Broken Hill by the numbers

0: The number of live asset strikes, first aid treatments and environmental incidents during the nbn™ network’s rollout in Broken Hill.
7: The number of men in the ‘Syndicate of Seven’ who launched the Broken Hill Proprietary Company (BHP) in 1885.
20: The average life span of a mine in years.
22: The length in kilometres of new underground conduit built as part of the nbn™ network in Broken Hill.
130: The number of years of continuous mining operations in Broken Hill.
An old mine in Broken Hill.
250: The number of metres in width of Broken Hill’s boomerang-shaped ore seam.
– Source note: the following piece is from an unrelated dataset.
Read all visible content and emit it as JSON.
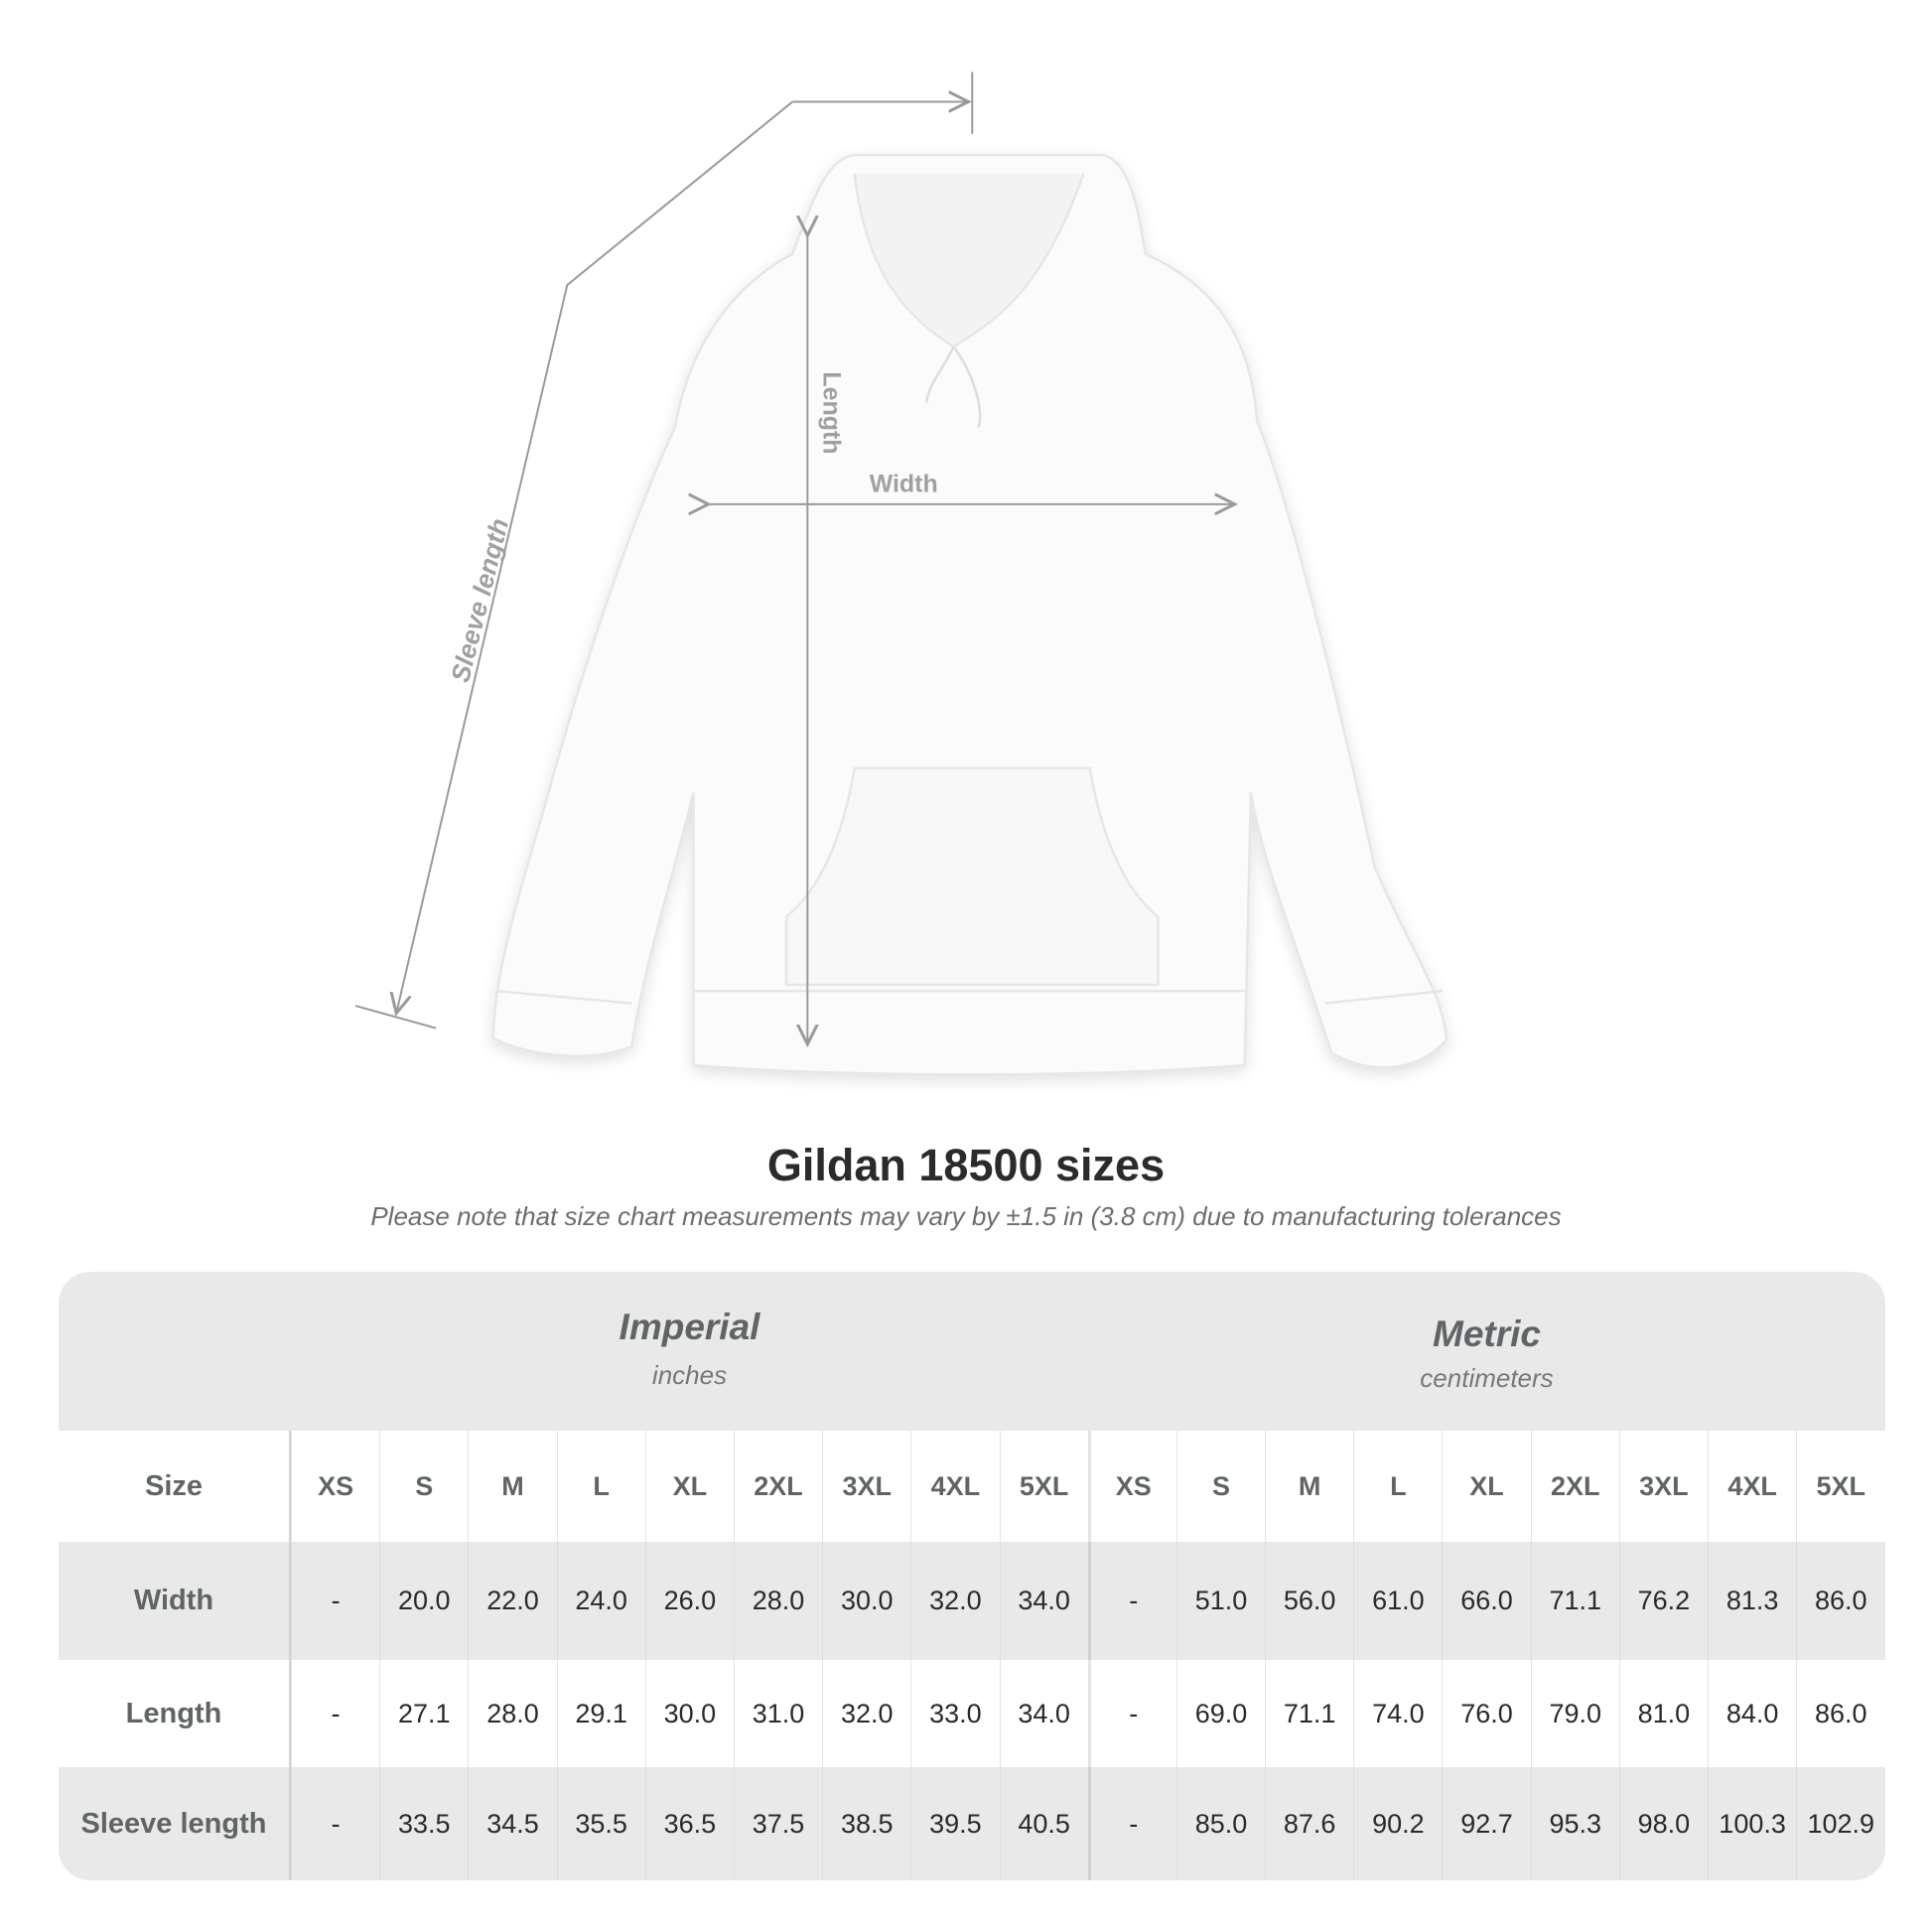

At 7.3km long, and stretching more than 1.6km underground, it’s the world’s largest silver, lead and zinc ore seam.
300: The approximate number of mineral species that can be found in Broken Hill, making it one of the world’s great ‘mineralogical rainforests’.
1200: The number of new pits built as part of the nbn™ network in Broken Hill.
1883: The year Broken Hill was founded by boundary rider and prospector, Charles Rasp.
30,000: The length in metres of copper cable rehabilitated and extended as part of the nbn™ network.
160,000: The length in metres of fibre optic cable rolled out in Broken Hill as part of the nbn™ network. 
* nbn’s build completion commitment is that all standard installation premises in Australia are able to connect to the nbn™ network as at the build completion date. This excludes premises in future new developments which will be an ongoing activity for nbn beyond the build completion date. It also excludes a small proportion of premises defined as ‘complex connections’ – which includes properties that are difficult to access, culturally significant areas and heritage sites – where connection depends on factors outside of nbn’s control such as permission from traditional owners, and where network construction to allow such premises to connect will be an ongoing activity of nbn beyond the build completion date.